No caso da decisão judicial, a parte técnica, é o que menos me choca, pois não foi esdrúxula como acabou sendo divulgada erroneamente com o termo bizarro de “estupro culposo”. O comentário divulgado pela prof.a de Direito, Gabriela Prioli sobre o enquadramento do réu no “erro de tipo” implica necessariamente o afastamento da hipótese de dolo na ação. Isso equivale a supor que, do personagem masculino que criamos para fins de analogia, não pode ser esperado que tivesse um bom nível de certeza acerca do grau de lucidez de alguém naquela situação festiva. Dito isso, a prof.a Prioli parece estar correta, mas reiteramos que importa ainda mais a condução do julgamento que a discussão técnica da sentença. O principal, nessa segunda etapa do caso, do acolhimento pelo Poder Judiciário, é a forma agressiva e punitiva que profissionais, claramente assemelhados ideologicamente a Constantino, atestaram sua total falta de empatia e, por conseguinte, ética com a denunciante. Um juiz, um promotor e um advogado foram parciais "pro reo" não apenas em virtude da dúvida, o que seria correto,  mas por causa da diferença sexual entre as partes numa denúncia de suposto estupro. Isso fica evidente na agressividade tolerada pelo machismo de todos, ou seja, na falta de empatia. Existem dois pesos e duas medidas, e não uma balança equilibrada na mão de uma Themis vendada.

Por mais que os operadores do Direito e juízes se autoproclamem ponderados e racionais diante da letra fria da lei, todos têm bastante dificuldade de entender o que mexe com seus brios, o que afeta suas próprias emoções mais básicas. A principal delas, no caso, o ódio, que foi a emoção que o advogado de defesa, Cláudio Gastão, procurou incitar estrategicamente. Na Sociologia, a moral social, os "mores", sempre pode ser manipulada. E não faltam "catalisadores" para um advogado apelar aos "mores" quando se tem muito dinheiro envolvido.

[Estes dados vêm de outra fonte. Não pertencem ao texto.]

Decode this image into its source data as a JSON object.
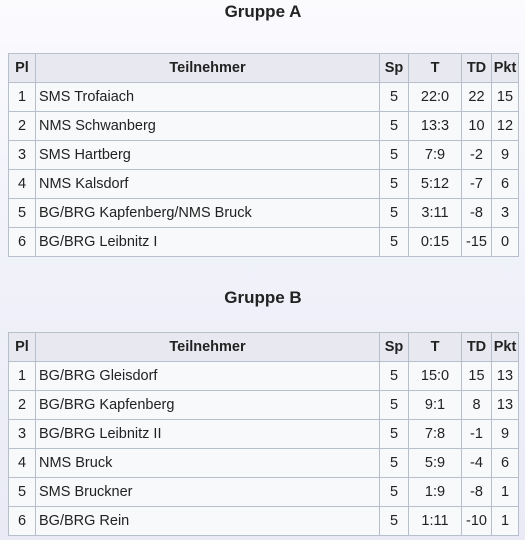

O André Aranha já foi fotografado com figuras como Gabriel Jesus, Ronaldo Nazário e Roberto Marinho Neto, e é filho do advogado que representou a TV Globo, Luiz de Camargo Aranha.

Enfim, é possível realizar um julgamento ponderado e racional movido por um ódio que nem sequer é admitido? A resposta é óbvia... O ódio inviabiliza a realização da justiça mesmo que, eventualmente, a sentença seja acertada, como defende a prof.a Gabriela Prioli. Isso vale também pro outro lado da moeda, isto é, ninguém deve disseminar acusações sobre um réu (ou uma ré) se determinado processo ainda pode receber recursos. O ódio pode se inserir em todas as frestas emocionais, através de todas as colorações políticas, e até na aderência rápida à causa de quem se diz vítima de injustiça. Dito isso, o problema é que quaisquer pessoas com ódio, assumido ou não, jamais vão se colocar em posição de tentar entender que a busca da objetividade depende do treinamento da empatia. Mas depende sim. E esse esforço consciente precisa ser diário. Se você não sabe por onde começar a treinar, espero que, ao chegar até aqui nesta leitura, tenha percebido que já é de grande valia seguir na direção contrária do que sente e do que argumenta um Rodrigo Constantino.